僕の前を歩く歩行者の側を車が横切るときに、ふと気づいた。
歩行者の側を通る際、減速している。
それだけでなく、道路の窪んで水が溜まっている所を避けて車を走らせている事に気づいた。
その後も数台の車が横切ったが、皆水が跳ねないように運転しているように見えた。
今までは水がかからなかったんじゃなくて、水をかけないように気を付けてくれる人ばかりだったんだ、という事に、やっと思いが到った。
そんな事に今まで気づかなかった自分の事が恥ずかしく思えた。
その後、水溜まりがある日には意識して車の走る位置や減速具合を見ていたが。皆歩行者の側では配慮のある運転をしていた。
水飛沫を飛ばすような運転をする人の方が稀だった。
最近厭なニュースばかりで、人なんて基本自分勝手な人ばかりだよな、なんでこんな酷い事をできるんだろうな、なんて思っていたけど、そうでもないらしい。
(公衆トイレの水石鹸の容器に硫酸が入っていたというニュースを聞いた時は本当に絶句)
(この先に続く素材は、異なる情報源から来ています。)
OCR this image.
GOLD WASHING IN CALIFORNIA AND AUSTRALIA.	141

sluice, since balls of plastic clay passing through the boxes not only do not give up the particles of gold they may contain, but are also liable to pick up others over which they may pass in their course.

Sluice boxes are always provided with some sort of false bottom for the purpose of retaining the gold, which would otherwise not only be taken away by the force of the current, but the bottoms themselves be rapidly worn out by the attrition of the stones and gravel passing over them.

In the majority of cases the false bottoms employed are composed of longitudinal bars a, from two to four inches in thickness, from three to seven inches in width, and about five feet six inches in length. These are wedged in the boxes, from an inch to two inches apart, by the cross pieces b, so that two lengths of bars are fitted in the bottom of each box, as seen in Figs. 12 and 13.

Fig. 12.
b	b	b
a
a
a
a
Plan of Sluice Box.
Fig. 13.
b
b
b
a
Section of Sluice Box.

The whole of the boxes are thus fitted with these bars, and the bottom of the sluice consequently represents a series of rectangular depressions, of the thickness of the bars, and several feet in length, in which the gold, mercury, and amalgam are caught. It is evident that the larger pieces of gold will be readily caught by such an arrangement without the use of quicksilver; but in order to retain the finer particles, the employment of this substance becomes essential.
歩行者に水をぶちまけても犯罪にならないし、顔もおそらくわからないだろうから後腐れもないだろうけど、相手が嫌な思いをしないように、水をかけないよう気を付けてくれる。
それは些細だけど、善意だとおもう。
小さな善意でも、気づくと心が暖かくなる気がする。
見ず知らずの他者に悪意を振りまいて喜ぶ人間より
見ず知らずの他者に善意を施せる人間になりたい。